The Time Between

“Taking a break” is not a real thing for a girl who lives on a farm and has animals to feed and a tractor payment to make and and a list eight-feet-wide of things that need to be done this year…


Which is perfectly fine with me because actual breaks drive me crazy. But that doesn’t mean I don’t try to find some time between lists– after I’ve wrapped up my big summer projects, and before I start the mad dash to get things done for winter–to do, ah, other things. Like daydream about building a little mobile “bee shed” to go out on one of the hills behind my house to hold my beekeeping equipment…


Because since when have I ever said something reasonable like, “Oh, two beehives and three gallons of honey, that’s good enough… I should stop here.”

Hahaaaa. Ha.

Of course I’m going to add a few more hives next year.

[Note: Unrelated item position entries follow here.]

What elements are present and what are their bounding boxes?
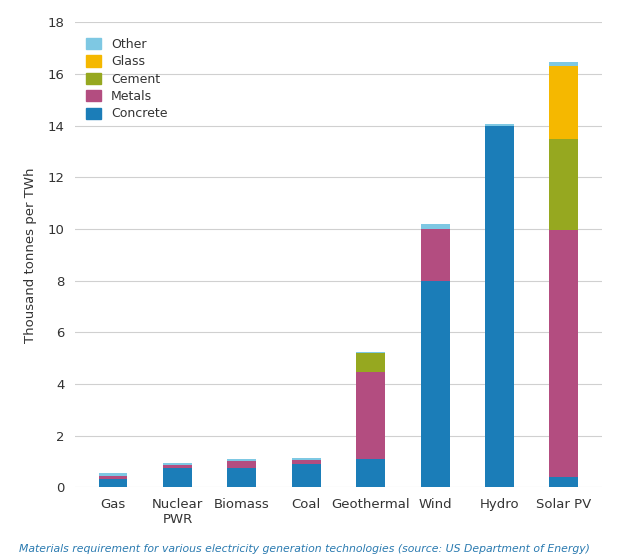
Bar xyxy=(163,468,192,487)
Bar xyxy=(550,66,578,138)
Bar xyxy=(356,372,385,459)
Bar xyxy=(420,224,450,229)
Bar xyxy=(292,460,320,464)
Bar xyxy=(356,459,385,487)
Bar xyxy=(99,473,127,475)
Bar xyxy=(485,125,514,487)
Bar xyxy=(99,475,127,479)
Bar xyxy=(99,479,127,487)
Legend: Other, Glass, Cement, Metals, Concrete: Other, Glass, Cement, Metals, Concrete xyxy=(86,38,168,120)
Bar xyxy=(550,62,578,66)
Bar xyxy=(356,353,385,372)
Bar xyxy=(550,139,578,230)
Text: Materials requirement for various electricity generation technologies (source: U: Materials requirement for various electr… xyxy=(19,544,589,554)
Bar xyxy=(550,230,578,477)
Y-axis label: Thousand tonnes per TWh: Thousand tonnes per TWh xyxy=(24,167,37,343)
Bar xyxy=(227,461,256,468)
Bar xyxy=(163,465,192,468)
Bar xyxy=(227,459,256,461)
Bar xyxy=(292,458,320,460)
Bar xyxy=(550,477,578,487)
Bar xyxy=(485,124,514,125)
Bar xyxy=(420,229,450,281)
Bar xyxy=(420,281,450,487)
Bar xyxy=(292,464,320,487)
Bar xyxy=(227,468,256,487)
Bar xyxy=(163,463,192,465)
Bar xyxy=(356,352,385,353)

And expand my orchard. And build some arbors for grape vines. And probably build a greenhouse along with my Bee Shed. I’ve also been studying aerials and topographic maps of my property, and trying to decide if I can afford a disc attachment for my tractor, and researching how to cultivate a really good wildflower field.


And in all of the moments I’m not spending trying to figure out why, when you see my property from the top down, it looks like both my garden fence and orchard rows  were staked out by a drunk person (ahem), I’ve been making new friends. Like this poor little guy I found shivering in the bottom of the (mostly empty) water trough…


(I’ve gotten better at getting mice out of buckets without them ending up on top of my head, apparently.)

And there’s this guy…


This little dude literally swam behind my kayak for two miles down the river, but any time I turned around would stop and pretend to be digging at something on the bank…


Very sneaky.

Doc has thoughts about that too …


He and Parker are starting to get their winter coats in (and get jealous when I take pictures of other cute, fuzzy guys… apparently.)

All in all it’s been a nice little break, but this weekend I’ll be jumping back into the work with a few outdoor projects to finish up (I’m looking at you, last unpainted side of the garage), plus a bathroom that needs a floor (and that one damn shower tile), and a kitchen renovation but I may actually admit to starting sometime soon…


10 Responses

  1. Sounds like fun! I’ve seen awesome greenhouses built from recycled Windows. Are you still planning on milk goats? How much honey did you leave for the bees over the winter?

  2. Mobile bee house outstanding! I love to take a break, but the problem is that I spend it thinking of more things to diy!

  3. Damson plums. Best tasting plums ever. If you are USDA Zone 5, you can grow them. : )

    Maybe consider a hexagon bee shed? Hexagon windows… just sayin’ – maybe the Beard can help with this one? It would be worthy of admission, selling honey to the tourists visiting your future B&B. Maybe?

  4. You mean to say you didn’t use a sextant to plot out your garden fence line and fruit tree line but relied more on wine visualization. It’s how things all look from the house/back yard anyway and the yields will not be fung-shway affected in any way.
    Our best ideas come when were on a bit of re-energizing down time, part of the balance thing. Three gallons of honey…that’s quite a bit of honey. The amount of flowers bees feed off of for every pint of honey is more that one could imagine which I’m sure you know and is big motivation for a wild flower plot. There are beautiful wild flower fields on the Iowa side of the Mississippi River one doesn’t very often see, loaded with many butterfly varieties. Actually, my ditch in front of my place was over grown with weeds and a bit of a trickle in it when it rains. I’ve done away with the weeds and want to put Iowa Native wild flowers in it on the house side of the trickle up to my yard, not sure if it’ll get done this fall or not. I be watching for the placement of the last tile and floor completion.

  5. Kit, you don’t want to disk if you’re going to plant wildflowers. You’ll bring weed seeds to the surface that have been suppressed by all the brome grass for years. I work with prairie/native plants for a living. If you’d like some professional insight, let me know and I’ll email you.

    1. I would absolutely LOVE advice Amy. There are actually parts of the field I’m going to disc for planting some wheat and barley (we’ll see how that goes) and considered it to till the ground up where I’m going to plant my grapevines. But I don’t have a plan for the wildflowers, other than I definitely don’t want to spray out there because of the bees. I was thinking I may be able to hand cultivate a couple of areas at a time and that maybe they would self seed…. ???